This fellow, partly charlatan, yet genuinely gifted, and not without a wild flash of genius at times, and real moments of spiritual insight and exaltation, had contrived, by the fascination of the supernatural arts he professed and by his wit and readiness in following the politics and scandals, the rumours and whispers of the hour, to attach to himself a considerable following, both in the Prince's household and among those who came and went in the palace, and whose visits to the alchemist (as he chose to call himself, though he had little real pretension to any of the honours of hermetic philosophy) were not noticed amid the manifold distractions of the huge establishment.
The Princess of Orange continued Duprès' most ardent patroness and most credulous dupe; she spent hours in his laboratory watching him tell her fortune by means of melted lead, by the markings in the blade bone of a freshly killed sheep, by the arrangement of strange Eastern playing-cards, or in observing the fusing and transformation of various chemicals into powder and essences which Duprès declared were the first steps to the discovery of the Philosopher's Stone.
Anne was hot on this pursuit; the events that shook the Netherlands, the threatened upheaval which might overshadow her husband, the daily torture and death of heretics, the cries arising from the tortured prisoners, the Regent's anxiety and confusion, the enigmatic attitude of the awful Philip—none of these things interested the Lutheran Princess whose father had been so splendid a champion of the Reformed Faith; but to stand over glass retorts and glowing furnaces, to listen to the Frenchman's tedious and learned explanations of matter she could not even begin to understand, to meddle with signs and wonders, to attempt to raise spirits, to experiment with perfumes, dyes, and cosmetics—all this had a deep and irresistible fascination for Anne of Orange.

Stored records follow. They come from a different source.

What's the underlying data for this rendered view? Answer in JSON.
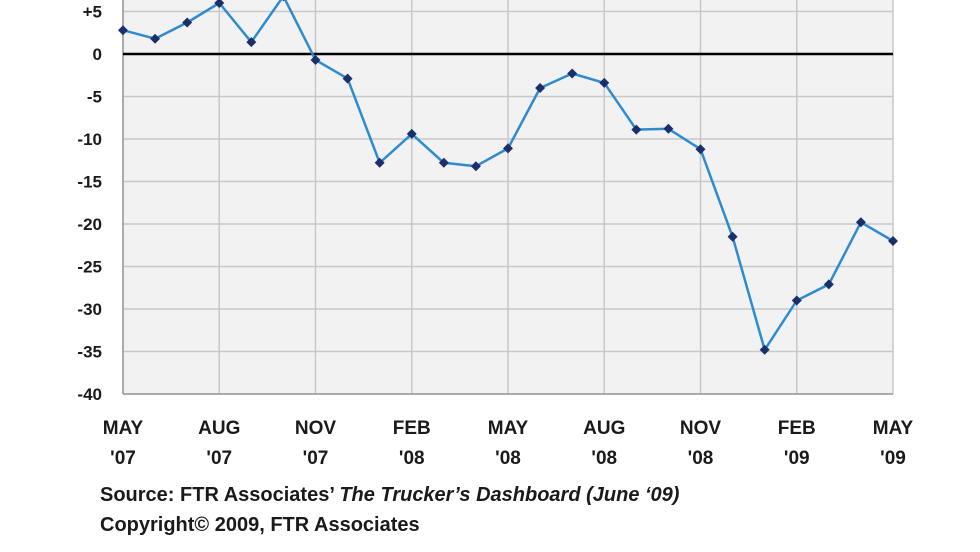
{
  "chart_data": {
    "type": "line",
    "ylim": [
      -40,
      8
    ],
    "yticks": [
      {
        "value": 5,
        "label": "+5"
      },
      {
        "value": 0,
        "label": "0"
      },
      {
        "value": -5,
        "label": "-5"
      },
      {
        "value": -10,
        "label": "-10"
      },
      {
        "value": -15,
        "label": "-15"
      },
      {
        "value": -20,
        "label": "-20"
      },
      {
        "value": -25,
        "label": "-25"
      },
      {
        "value": -30,
        "label": "-30"
      },
      {
        "value": -35,
        "label": "-35"
      },
      {
        "value": -40,
        "label": "-40"
      }
    ],
    "xticks": [
      {
        "month": "MAY",
        "year": "'07",
        "index": 0
      },
      {
        "month": "AUG",
        "year": "'07",
        "index": 3
      },
      {
        "month": "NOV",
        "year": "'07",
        "index": 6
      },
      {
        "month": "FEB",
        "year": "'08",
        "index": 9
      },
      {
        "month": "MAY",
        "year": "'08",
        "index": 12
      },
      {
        "month": "AUG",
        "year": "'08",
        "index": 15
      },
      {
        "month": "NOV",
        "year": "'08",
        "index": 18
      },
      {
        "month": "FEB",
        "year": "'09",
        "index": 21
      },
      {
        "month": "MAY",
        "year": "'09",
        "index": 24
      }
    ],
    "x": [
      "May '07",
      "Jun '07",
      "Jul '07",
      "Aug '07",
      "Sep '07",
      "Oct '07",
      "Nov '07",
      "Dec '07",
      "Jan '08",
      "Feb '08",
      "Mar '08",
      "Apr '08",
      "May '08",
      "Jun '08",
      "Jul '08",
      "Aug '08",
      "Sep '08",
      "Oct '08",
      "Nov '08",
      "Dec '08",
      "Jan '09",
      "Feb '09",
      "Mar '09",
      "Apr '09",
      "May '09"
    ],
    "series": [
      {
        "values": [
          2.8,
          1.8,
          3.7,
          6.0,
          1.4,
          6.8,
          -0.7,
          -2.9,
          -12.8,
          -9.4,
          -12.8,
          -13.2,
          -11.1,
          -4.0,
          -2.3,
          -3.4,
          -8.9,
          -8.8,
          -11.2,
          -21.5,
          -34.8,
          -29.0,
          -27.1,
          -19.8,
          -22.0
        ],
        "color": "#2e8bd0"
      }
    ],
    "marker_color": "#1b2f6b",
    "zero_line_color": "#000000",
    "grid": true,
    "grid_color": "#c8c8c8",
    "plot_background": "#f2f2f2"
  },
  "footer": {
    "source_prefix": "Source: FTR Associates’ ",
    "source_title": "The Trucker’s Dashboard (June ‘09)",
    "copyright": "Copyright© 2009, FTR Associates"
  }
}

And Duprès made his full profit thereby, for he obtained from her considerable sums of money, and when she had not these to give, jewels, ornaments, and even costly articles from her chambers. Rénèe le Meung had known Duprès at Dresden and then believed him to be a worthless, though cunning creature, and she found it hard to stand by and see him fool the Princess and mock the Prince; but William and all the members of the Nassau family who came and went in Brussels treated Anne and her doings with magnificent indifference, Duprès was beneath their notice, and it was not in Rénèe to play the tale-bearer and carry complaints of her mistress to her master, so she, too, had to spend the dreariest of hours listening to Duprès' jargon and watching his futile experiments, while the sickly smell of perfumes and the acrid odour of chemicals made her head heavy and feverish.
But when the Princess began visiting the laboratory alone, and the whispers and laughter grew among her women, Rénèe went through an agony of hot shame and bitter indignation compared to which the dullness of her former life was peace.
Anne was making a jest of herself, and Rénèe winced as if she had herself been humiliated, not because of Anne, but because of the name she carried.
Towards this momentous winter, when Brussels was brilliant with the pompous marriage of Alexander of Parma, Anne's women began to openly laugh at their hated mistress.
They had ceased to believe that she went to Duprès' studios solely to study magic and alchemy.
"It is to meet that young lawyer, Jan Rubens," they said, and made a mock of her behind her back.
Rénèe, sick of living, sick of loving, weak and pale with watching the ruin of her people and her faith, roused at this.